В ту же секунду сиденье дивана провалилось вниз, словно крышка театрального люка, и Лотарио рухнул в бездну, откуда вырвалась струя пара, после чего сиденье вернулось на прежнее место с такой точностью, что невозможно было вообразить, будто три секунды назад здесь сидел человек.
С погасшим взглядом, бессильно уронив руки, заледенев от ужаса, Дафна тупо смотрела на канапе, ложе любви, ставшее могилой, — ложе, с которого мгновение назад улыбался ей юноша, полный жизни и желаний. Безумный страх овладел ею; в ушах звенело, кровь стучала в висках, ей казалось, будто откуда–то снизу доносятся глухие стоны.
Она сделала несколько шагов к двери, боясь, как бы в полу не открылся еще один люк и не отправил ее в бездну вслед за Лотарио. «Это был бы недурной трюк», — говорила она себе, но ничего не случилось. Она благополучно добралась до порога своей спальни, вошла в туалетную комнату, достала оттуда облигации и шкатулку с драгоценностями, после чего с помощью Виктории, преданной ей душой и телом служанки, переоделась в дорожное платье, закуталась в темный плащ и села в двухместную карету, которая уже ждала ее.
Отъезд этот не удивил никого из слуг, тем более что почти все они уже спали. Хозяйка часто уезжала в полночь и возвращалась только под утро.
V
Почувствовав, что диван под ним проваливается, Лотарио инстинктивно вцепился рукой в бархатную подушку, на которую опирался. Подушка проделала вместе с ним путь вниз и помешала приземлению стать смертельным. Это ужасное падение в черную бездну длилось три или четыре секунды, но юному князю они, должно быть, показались веками. Наконец он рухнул на землю. К счастью, большая рыхлая куча отбросов смягчила удар, и Лотарио, на мгновение лишившись чувств, очень скоро очнулся. Он ощупал себя, глубоко вздохнул, вытянул руки и ноги и убедился, что ничего не сломал. Придя к этому выводу, он решил, что следует определить, где он находится, — задача весьма трудная в такой темноте, более густой, непроницаемой и черной, чем в самой глубокой пропасти. Лотарио был заядлый курильщик, и ему очень кстати пришла в голову мысль, что в кармане у него наверняка лежит один из тех коробков восковых спичек, что изготовляются в Марселе, а оттуда разлетаются по всему свету; он опустил руку в карман и в самом деле нащупал этот плоский коробок. Он чиркнул спичкой и, покуда она мерцала, успел наскоро оглядеть место, куда он попал. Три или четыре скелета в старомодных одеждах, полуистлевших либо обвисших на голых костях, раскинули по полу свои угловатые конечности. Среди черноты останков кое–где блестели остатки позолоты; голову одного из трупов до сих пор венчала шляпа, а иссохшее его лицо с беззубым ртом и пустыми глазницами искажала гримаса, исполненная мрачного сарказма. Он был похож на тот ужасный офорт Гойи, под которым стоит подпись: Nada у nadie.[65] Видение это, более отвратительное, чем все ужасы кошмарного сна, исчезло вместе с пламенем спички, которая уже начинала обжигать Лотарио пальцы.
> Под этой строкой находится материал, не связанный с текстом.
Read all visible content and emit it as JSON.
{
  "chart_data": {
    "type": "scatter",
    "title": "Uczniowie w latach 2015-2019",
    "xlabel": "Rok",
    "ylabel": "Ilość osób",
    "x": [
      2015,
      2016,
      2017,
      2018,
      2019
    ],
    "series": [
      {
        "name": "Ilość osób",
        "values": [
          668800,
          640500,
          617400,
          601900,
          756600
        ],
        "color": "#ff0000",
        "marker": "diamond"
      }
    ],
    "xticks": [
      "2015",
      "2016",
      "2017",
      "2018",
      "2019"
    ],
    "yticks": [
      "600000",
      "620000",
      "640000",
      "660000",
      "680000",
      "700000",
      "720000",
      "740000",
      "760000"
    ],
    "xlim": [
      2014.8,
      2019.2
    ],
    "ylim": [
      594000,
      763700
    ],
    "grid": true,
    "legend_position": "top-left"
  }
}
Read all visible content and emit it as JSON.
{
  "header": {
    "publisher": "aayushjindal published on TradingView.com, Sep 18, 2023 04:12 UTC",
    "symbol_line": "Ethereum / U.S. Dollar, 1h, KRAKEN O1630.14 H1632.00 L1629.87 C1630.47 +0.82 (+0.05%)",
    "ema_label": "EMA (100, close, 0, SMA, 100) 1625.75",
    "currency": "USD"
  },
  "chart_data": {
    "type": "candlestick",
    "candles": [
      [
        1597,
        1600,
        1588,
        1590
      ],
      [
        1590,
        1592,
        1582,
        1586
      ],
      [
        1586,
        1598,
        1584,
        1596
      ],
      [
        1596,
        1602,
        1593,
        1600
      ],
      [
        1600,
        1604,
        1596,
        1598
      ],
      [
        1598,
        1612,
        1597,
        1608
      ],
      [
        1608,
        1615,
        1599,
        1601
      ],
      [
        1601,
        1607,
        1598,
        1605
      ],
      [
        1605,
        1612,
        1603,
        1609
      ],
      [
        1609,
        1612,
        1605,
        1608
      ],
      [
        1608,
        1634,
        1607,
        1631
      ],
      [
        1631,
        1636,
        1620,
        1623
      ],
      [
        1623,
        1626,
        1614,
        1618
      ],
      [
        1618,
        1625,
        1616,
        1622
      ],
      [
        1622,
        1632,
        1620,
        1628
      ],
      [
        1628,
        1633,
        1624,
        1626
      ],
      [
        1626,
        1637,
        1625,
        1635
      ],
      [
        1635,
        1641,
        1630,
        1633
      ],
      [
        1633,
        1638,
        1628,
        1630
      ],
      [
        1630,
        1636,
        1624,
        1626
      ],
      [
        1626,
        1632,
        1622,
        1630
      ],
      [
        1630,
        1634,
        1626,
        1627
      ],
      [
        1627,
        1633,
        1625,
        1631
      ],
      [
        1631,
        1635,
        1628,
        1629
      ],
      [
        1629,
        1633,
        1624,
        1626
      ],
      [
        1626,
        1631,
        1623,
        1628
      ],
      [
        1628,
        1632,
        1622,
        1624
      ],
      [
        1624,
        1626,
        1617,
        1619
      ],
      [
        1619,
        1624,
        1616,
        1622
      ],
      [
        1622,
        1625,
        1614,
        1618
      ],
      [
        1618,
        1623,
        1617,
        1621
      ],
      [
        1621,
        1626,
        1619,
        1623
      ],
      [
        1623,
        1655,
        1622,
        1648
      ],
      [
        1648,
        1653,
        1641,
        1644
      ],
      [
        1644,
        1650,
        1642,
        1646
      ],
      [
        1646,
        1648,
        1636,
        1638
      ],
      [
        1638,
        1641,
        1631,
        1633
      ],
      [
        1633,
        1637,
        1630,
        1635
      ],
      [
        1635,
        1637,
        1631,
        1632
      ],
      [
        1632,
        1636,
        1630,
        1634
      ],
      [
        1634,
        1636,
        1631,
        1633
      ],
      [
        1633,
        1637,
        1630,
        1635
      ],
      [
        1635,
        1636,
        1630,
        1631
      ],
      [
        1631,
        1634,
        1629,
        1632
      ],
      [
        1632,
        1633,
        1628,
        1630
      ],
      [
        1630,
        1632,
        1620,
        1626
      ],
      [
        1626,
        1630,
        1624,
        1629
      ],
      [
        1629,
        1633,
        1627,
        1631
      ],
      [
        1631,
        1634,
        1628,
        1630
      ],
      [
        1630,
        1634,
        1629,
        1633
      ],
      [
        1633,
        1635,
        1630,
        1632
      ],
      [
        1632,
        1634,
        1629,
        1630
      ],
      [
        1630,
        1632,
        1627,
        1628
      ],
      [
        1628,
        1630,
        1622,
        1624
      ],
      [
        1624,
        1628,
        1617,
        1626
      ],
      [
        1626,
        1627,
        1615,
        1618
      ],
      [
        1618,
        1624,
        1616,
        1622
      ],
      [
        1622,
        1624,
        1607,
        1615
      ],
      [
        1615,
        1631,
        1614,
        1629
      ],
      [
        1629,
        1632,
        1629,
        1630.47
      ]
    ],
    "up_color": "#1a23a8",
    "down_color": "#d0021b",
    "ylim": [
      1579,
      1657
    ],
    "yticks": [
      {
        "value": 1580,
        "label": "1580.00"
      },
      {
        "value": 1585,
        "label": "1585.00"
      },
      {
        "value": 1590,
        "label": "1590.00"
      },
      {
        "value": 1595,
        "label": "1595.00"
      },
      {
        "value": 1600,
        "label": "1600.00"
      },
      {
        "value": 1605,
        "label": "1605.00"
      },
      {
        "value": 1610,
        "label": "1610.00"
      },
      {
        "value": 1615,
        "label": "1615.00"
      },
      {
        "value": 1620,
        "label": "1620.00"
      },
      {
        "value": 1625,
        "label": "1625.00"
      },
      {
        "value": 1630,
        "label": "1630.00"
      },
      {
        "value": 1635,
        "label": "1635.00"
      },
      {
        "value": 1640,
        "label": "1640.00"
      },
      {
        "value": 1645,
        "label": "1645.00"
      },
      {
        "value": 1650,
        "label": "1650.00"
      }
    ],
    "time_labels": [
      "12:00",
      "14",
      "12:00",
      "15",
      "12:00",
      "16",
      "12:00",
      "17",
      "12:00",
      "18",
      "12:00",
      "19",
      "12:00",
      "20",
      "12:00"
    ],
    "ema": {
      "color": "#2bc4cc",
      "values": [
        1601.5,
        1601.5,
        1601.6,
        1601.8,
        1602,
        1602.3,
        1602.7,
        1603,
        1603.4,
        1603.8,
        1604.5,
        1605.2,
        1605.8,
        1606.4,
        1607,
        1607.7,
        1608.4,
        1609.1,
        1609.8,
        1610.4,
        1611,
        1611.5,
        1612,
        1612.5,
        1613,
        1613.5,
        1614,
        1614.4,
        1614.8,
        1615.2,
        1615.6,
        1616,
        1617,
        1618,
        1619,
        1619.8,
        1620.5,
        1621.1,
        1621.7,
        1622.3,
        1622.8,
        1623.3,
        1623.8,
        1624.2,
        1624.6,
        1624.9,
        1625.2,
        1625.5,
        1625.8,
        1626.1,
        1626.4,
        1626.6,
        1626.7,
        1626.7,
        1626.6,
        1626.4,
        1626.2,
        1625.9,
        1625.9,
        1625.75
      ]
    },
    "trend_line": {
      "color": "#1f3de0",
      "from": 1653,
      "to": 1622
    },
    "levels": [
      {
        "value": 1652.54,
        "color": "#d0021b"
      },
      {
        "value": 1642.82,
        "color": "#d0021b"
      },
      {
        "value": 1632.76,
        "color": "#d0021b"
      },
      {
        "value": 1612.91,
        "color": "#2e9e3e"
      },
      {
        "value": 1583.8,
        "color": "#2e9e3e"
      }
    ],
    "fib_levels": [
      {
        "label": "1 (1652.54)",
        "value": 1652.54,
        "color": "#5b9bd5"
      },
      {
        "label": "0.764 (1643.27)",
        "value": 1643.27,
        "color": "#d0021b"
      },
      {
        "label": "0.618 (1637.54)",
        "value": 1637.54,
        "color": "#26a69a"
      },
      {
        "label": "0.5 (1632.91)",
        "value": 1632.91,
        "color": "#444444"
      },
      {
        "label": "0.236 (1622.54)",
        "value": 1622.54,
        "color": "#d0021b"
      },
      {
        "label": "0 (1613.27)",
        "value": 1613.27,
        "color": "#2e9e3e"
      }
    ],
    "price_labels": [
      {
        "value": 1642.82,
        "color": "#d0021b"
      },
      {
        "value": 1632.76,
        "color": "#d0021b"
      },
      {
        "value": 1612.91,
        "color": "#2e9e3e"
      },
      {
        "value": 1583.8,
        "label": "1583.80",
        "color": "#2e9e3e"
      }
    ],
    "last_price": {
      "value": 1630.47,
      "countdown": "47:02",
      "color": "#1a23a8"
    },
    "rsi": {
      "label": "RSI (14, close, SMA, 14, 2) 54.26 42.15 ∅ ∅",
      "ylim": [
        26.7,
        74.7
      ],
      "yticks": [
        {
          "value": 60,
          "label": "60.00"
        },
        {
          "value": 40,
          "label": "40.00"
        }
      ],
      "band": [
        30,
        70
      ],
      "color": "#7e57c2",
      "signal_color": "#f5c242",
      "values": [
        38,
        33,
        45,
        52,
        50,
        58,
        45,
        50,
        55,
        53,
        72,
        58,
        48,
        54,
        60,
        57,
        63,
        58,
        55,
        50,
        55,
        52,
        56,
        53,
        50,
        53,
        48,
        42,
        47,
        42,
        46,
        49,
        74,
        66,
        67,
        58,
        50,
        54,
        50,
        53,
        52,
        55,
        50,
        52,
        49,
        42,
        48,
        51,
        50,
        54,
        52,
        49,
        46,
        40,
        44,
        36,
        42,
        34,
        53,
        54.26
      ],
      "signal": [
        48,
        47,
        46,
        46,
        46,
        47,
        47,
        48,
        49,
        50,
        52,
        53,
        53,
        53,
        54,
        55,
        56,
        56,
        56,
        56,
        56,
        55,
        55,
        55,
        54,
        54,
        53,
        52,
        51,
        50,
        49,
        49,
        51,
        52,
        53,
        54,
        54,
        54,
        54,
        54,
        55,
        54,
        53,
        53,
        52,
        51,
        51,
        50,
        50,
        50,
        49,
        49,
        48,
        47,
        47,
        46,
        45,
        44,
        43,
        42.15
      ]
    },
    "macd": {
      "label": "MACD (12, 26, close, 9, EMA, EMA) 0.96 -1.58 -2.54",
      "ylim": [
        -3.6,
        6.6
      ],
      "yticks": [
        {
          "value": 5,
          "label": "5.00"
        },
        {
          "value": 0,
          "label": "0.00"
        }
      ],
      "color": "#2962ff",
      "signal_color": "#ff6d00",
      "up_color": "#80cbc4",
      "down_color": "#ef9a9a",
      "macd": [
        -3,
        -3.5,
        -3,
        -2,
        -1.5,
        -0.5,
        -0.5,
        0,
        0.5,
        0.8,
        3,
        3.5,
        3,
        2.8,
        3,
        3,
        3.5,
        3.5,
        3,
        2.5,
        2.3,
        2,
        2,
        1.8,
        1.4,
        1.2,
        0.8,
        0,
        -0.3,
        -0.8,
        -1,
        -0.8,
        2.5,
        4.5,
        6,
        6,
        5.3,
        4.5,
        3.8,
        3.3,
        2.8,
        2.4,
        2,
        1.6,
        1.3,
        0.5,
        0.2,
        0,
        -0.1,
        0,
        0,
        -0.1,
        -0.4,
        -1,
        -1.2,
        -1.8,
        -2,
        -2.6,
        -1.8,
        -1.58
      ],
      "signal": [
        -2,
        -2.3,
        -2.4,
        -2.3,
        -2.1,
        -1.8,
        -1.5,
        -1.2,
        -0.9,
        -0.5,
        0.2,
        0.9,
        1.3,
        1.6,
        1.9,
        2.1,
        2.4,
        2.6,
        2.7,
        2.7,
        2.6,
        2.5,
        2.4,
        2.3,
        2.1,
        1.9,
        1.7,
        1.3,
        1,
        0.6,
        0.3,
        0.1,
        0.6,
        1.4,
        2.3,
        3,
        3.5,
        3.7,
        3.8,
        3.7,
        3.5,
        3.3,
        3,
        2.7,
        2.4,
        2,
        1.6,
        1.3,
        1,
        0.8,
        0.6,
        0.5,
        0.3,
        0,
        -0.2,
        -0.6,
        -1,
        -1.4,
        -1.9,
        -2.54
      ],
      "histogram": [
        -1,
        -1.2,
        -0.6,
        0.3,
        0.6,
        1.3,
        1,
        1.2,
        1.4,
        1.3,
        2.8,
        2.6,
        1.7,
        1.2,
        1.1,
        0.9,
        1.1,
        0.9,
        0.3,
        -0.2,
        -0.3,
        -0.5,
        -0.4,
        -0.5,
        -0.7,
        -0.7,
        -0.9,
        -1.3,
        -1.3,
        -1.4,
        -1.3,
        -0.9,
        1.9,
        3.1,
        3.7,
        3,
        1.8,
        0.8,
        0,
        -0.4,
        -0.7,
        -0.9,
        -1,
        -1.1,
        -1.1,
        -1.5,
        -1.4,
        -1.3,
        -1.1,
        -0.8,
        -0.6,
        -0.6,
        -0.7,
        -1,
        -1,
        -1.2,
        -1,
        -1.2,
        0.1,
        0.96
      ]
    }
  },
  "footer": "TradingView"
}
«Судя по всему, — сказал себе князь, вновь очутившись во тьме, — я попал в неплохо обставленный каменный мешок, но с какой стати вздумалось этой девке спровадить меня сюда с помощью своего механического дивана? Какой прок куртизанкам истреблять своих кавалеров? На что ей моя смерть? Я уверен, Дафна здесь только орудие; она нажала на рычаг, но главная роль принадлежит не ей. Впрочем, вместо того чтобы рассуждать о причинах и следствиях, продолжим наши изыскания», — и он зажег следующую спичку, чье слабое мерцание не столько освещало подземелье, сколько делало более зримой его тьму. Тем не менее Лотарио смутно различил шершавые стены, основания сводов, чьи гигантские арки терялись в черном тумане, а нагнувшись, разглядел несколько кусков мрамора, несколько цветных каменных квадратиков — остатки древней мозаики, разрушенной временем. Без сомнения, вилле Пандольфи фундаментом служило античное здание эпохи цезарей, с годами ушедшее под землю и обнаруженное строителями виллы в начале работ. Архитектор сохранил ход из старого дворца в новый, но лестницу, следы которой были видны до сих пор, хозяева сломали и превратили в колодец, кончающийся каменным мешком. С помощью третьей крохотной свечки Лотарио смог убедиться в верности своих предположений. Но как выбраться из этой пещеры, как найти выход, если он и существует, в этой тьме, рассеять которую невозможно с его жалким запасом спичек? Неужели он избег мгновенной смерти лишь для того, чтобы умереть смертью медленною, неужели ему суждено, терзаясь муками голода, глодать по ночам собственную плоть! Как человек светский, Лотарио был не робкого десятка, но при мысли об этом безрадостном жребии его пробрала дрожь.
Внезапно ему послышался легкий шум. Что это было: капля воды, упавшая с потолка, шорох ящерицы, хлопанье крыльев летучей мыши, топотанье одной из тех мерзких тварей, что живут во тьме? Ни то, ни другое, ни третье. Все более отчетливо различимое шуршание шелка не оставляло сомнений в том, что сюда идет женщина, а вскоре в потемках блеснул, словно зрачок одноглазого филина, зеленоватый свет потайного фонаря.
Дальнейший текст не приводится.